A. RODDICK/P. Kohlschreiber
6-3, 2-1 (ret.)


THE MODERATOR: Questions for Andy.

Q. Briefly, how do you think you played today? How good did it feel to have a relatively easy match in the end?
ANDY RODDICK: Well, I mean, obviously first and foremost you don't want to see that happen. We've all been on the bad side of having to pull out of a match. It's not fun.
But I thought I hit the ball well in what we did play today. I started to hit the ball pretty well last week also, even though the match I lost to Gaƫl, I thought was a really high level.
I'm glad that I can kind of get through today and keep trying to build on it.

Q. Would it be fair to say that London is a big ambition of yours this year? How are you feeling at the moment?
ANDY RODDICK: I feel good. You know, I don't feel like I'm fighting myself out there right now. I feel like, after the Open, I was kind of able to train the way I want to for the first time in a while.
Yeah, London is something I want to be a part of. I qualified last year and didn't get to play 'cause of my knee that I hurt here. It just looked like an amazing event. Also I'd like to keep - I'm not sure how many years in a row I've qualified for it - but it's something I'd like to keep going. It's a goal at the beginning of every year.
It's in my hands now. I'm in the position I need to be in. It's just a matter of taking care of my end of things.

Q. At the moment you're playing here, somewhere else, then Paris, or just here and Paris?
ANDY RODDICK: Here, Basel and Paris.

Q. How important is it to get back into the top 10 by the end of the year? You finished in the top 10 the last nine seasons. Is that a goal of yours?
ANDY RODDICK: Yeah, that's a goal. I think obviously if my first goal is finishing top eight, hopefully that will take care of that one.
You know, the rankings hasn't bothered me as much because it's a little deceiving. I missed pretty much after the Open last year. Even today, I can't remember the last time I'd win a round and tack on 45 points. It's a little deceiving.
I'm not as worried about it. Obviously, you know, if my first goal is making Masters, then top 10 is something. But obviously you put together, I don't know, eight or nine years of being there, you don't want to take one off, that's for sure.
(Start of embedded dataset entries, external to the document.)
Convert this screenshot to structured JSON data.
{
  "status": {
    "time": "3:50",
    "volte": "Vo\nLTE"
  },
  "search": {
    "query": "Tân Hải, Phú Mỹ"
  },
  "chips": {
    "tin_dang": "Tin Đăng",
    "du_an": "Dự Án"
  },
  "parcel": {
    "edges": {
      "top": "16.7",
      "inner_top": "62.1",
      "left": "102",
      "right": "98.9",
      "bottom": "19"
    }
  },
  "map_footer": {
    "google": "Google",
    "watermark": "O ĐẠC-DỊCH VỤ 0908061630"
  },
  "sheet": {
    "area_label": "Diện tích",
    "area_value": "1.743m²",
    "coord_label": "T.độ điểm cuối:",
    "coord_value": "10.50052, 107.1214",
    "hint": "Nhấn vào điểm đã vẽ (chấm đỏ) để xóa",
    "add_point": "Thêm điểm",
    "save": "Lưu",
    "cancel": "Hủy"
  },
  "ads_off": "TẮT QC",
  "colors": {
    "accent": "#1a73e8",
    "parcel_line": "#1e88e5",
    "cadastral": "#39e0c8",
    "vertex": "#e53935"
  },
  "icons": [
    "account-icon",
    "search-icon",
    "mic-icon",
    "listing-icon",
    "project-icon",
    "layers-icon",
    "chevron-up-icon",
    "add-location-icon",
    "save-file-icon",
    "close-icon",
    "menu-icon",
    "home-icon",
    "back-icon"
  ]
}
Q. Some players feel the pressure about their world ranking. They play as many tournaments as they can. Maybe the more they play, they lose more, and their physical condition is poor after playing so many tournaments. What is your opinion about that?
ANDY RODDICK: Well, I don't think you can generalize one way or the other. It's all up to the individual. For me, obviously I'm 28 now. I'd rather err on the side of probably less is more at this point in my career. I'd rather have the weeks to train and build myself up.
But that being said, I'm probably not as concerned with ranking as a guy who is 19 or 20 years old, you know. I'm pretty confident when I'm playing well, when I'm healthy, I've established that I'm one of the top whatever players in the world. So my take on it is probably going to be different than someone who is 19, 20 years old, trying to make their way up the rankings.
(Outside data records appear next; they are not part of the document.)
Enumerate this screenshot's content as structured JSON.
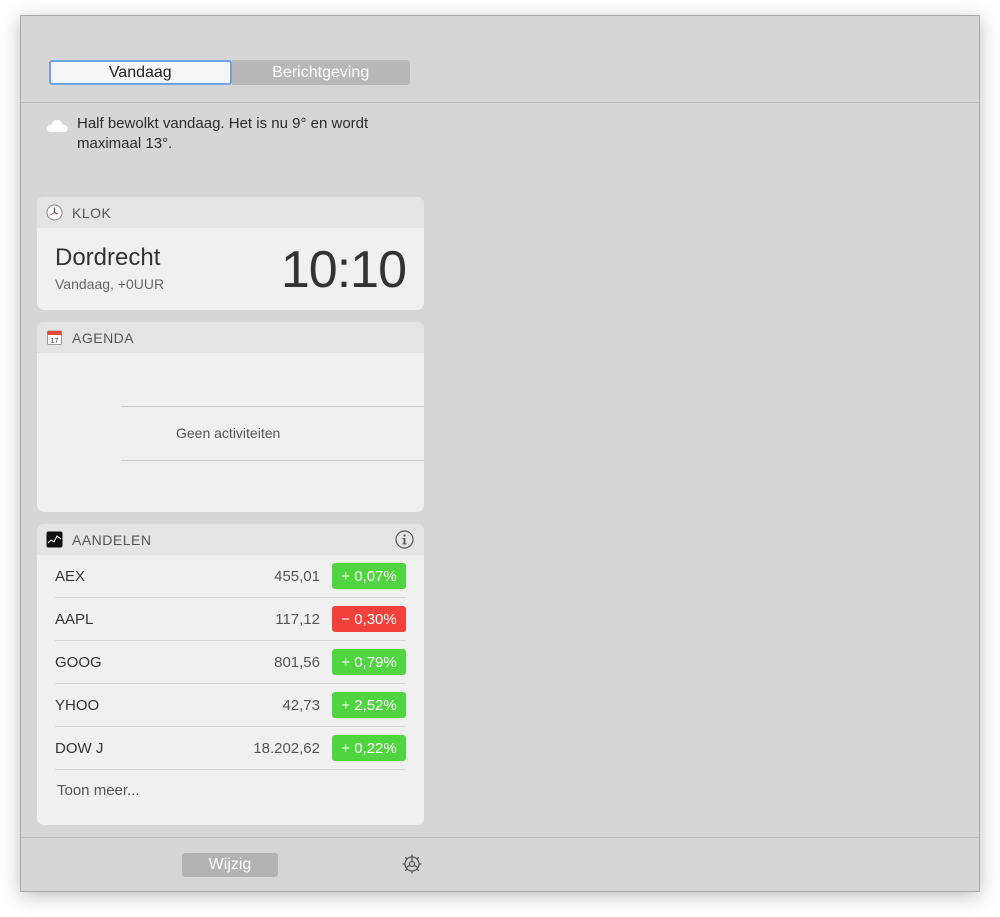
{
  "tabs": {
    "today": "Vandaag",
    "notifications": "Berichtgeving"
  },
  "weather": {
    "text": "Half bewolkt vandaag. Het is nu 9° en wordt maximaal 13°.",
    "icon": "cloud-icon"
  },
  "klok": {
    "title": "KLOK",
    "city": "Dordrecht",
    "subtitle": "Vandaag, +0UUR",
    "time": "10:10"
  },
  "agenda": {
    "title": "AGENDA",
    "empty": "Geen activiteiten",
    "icon_day": "17"
  },
  "aandelen": {
    "title": "AANDELEN",
    "stocks": [
      {
        "name": "AEX",
        "value": "455,01",
        "change": "+ 0,07%",
        "dir": "up"
      },
      {
        "name": "AAPL",
        "value": "117,12",
        "change": "− 0,30%",
        "dir": "down"
      },
      {
        "name": "GOOG",
        "value": "801,56",
        "change": "+ 0,79%",
        "dir": "up"
      },
      {
        "name": "YHOO",
        "value": "42,73",
        "change": "+ 2,52%",
        "dir": "up"
      },
      {
        "name": "DOW J",
        "value": "18.202,62",
        "change": "+ 0,22%",
        "dir": "up"
      }
    ],
    "show_more": "Toon meer..."
  },
  "footer": {
    "edit": "Wijzig"
  },
  "colors": {
    "up": "#50d43f",
    "down": "#f2413b",
    "accent": "#6fa2e0"
  }
}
Q. Some news said if you're ranked lower than top 15, you will retire. Is that true?
ANDY RODDICK: No. I think you're reading an excerpt from a Donald Dell book, which was pretty much 200 pages about glorifying himself as a negotiator. I think he negotiated a pretty good quote for himself for that book, if that makes sense. Is that about right?
No, I'm not putting anything on it. I think it had to do with when contracts start getting deductions and me being okay with that after being lower than 15, which probably should be a private matter between me, the company at the time, and whoever was negotiating. It's unfortunate that's public knowledge now.

Q. Back to London. Are you the kind of person that knows exactly what you have to do, you follow it? Some players talk about worrying about the next match. Do you zone in on that stuff?
ANDY RODDICK: The way I see it is I'm not going to dissect numbers on a day-to-day basis. I'm not the guy sitting in the locker room cheering against people for the majority of my day.
Right now I don't know if I'm seven or eight. It's in my hands. I'm in position. It's up to me. So, you know, I don't think it's healthy for me to sit around and crunch numbers all day, especially when we have five weeks. That makes a long five weeks if you're doing that every day.
I'm confident, if I play the way I can, that I should be there.
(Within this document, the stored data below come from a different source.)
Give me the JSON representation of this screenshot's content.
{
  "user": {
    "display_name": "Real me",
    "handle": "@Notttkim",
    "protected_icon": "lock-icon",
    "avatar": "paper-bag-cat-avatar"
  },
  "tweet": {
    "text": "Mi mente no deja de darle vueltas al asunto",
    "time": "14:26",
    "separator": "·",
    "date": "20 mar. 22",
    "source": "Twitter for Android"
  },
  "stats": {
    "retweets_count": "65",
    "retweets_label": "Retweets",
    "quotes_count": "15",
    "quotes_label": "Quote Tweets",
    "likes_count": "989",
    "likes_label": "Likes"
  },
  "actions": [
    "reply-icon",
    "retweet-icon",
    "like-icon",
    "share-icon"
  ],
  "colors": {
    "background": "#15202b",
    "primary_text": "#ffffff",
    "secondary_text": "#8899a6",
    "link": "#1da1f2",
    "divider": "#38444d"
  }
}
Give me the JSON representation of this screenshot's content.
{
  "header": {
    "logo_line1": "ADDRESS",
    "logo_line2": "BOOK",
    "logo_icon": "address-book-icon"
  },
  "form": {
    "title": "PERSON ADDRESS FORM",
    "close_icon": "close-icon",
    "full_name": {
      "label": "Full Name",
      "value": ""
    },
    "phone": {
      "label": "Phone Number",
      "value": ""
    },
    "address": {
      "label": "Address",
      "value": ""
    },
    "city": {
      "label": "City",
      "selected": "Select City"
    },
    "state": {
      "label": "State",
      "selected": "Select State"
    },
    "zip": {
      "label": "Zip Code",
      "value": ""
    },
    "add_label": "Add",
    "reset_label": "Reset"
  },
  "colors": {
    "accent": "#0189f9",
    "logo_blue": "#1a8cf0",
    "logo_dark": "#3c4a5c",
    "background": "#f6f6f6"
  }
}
Q. I'm deeply impressed about your strong, powerful serve which gives your opponents great pressure. A lot of people say that is your only advantage. Do you admit that?
ANDY RODDICK: No, no (smiling). There's a lot of guys with a lot of good serves ranked a lot lower than I am, so there's got to be something else there.

Q. What is the greatest target before you retire? Have you ever changed your target?
ANDY RODDICK: Well, sure. I mean, I think you have long-term goals that you've always had. Everyone has the biggest dream in tennis, which is to win the biggest tournaments.
I think you're always dealing with a three-month goal. That's kind of the way that I look at it. I mean, I think you constantly have to adjust your short-term goals. Last year I got hurt here. So obviously that shifted where you want to be in two months. I was wanting to be able to run in a straight line two months from then.
Obviously, it's a constant kind of adjustment, reassessment of where you're at right now. My personal opinion is you always want something that seems pretty feasible and attainable in the short-term and then work your way up from there.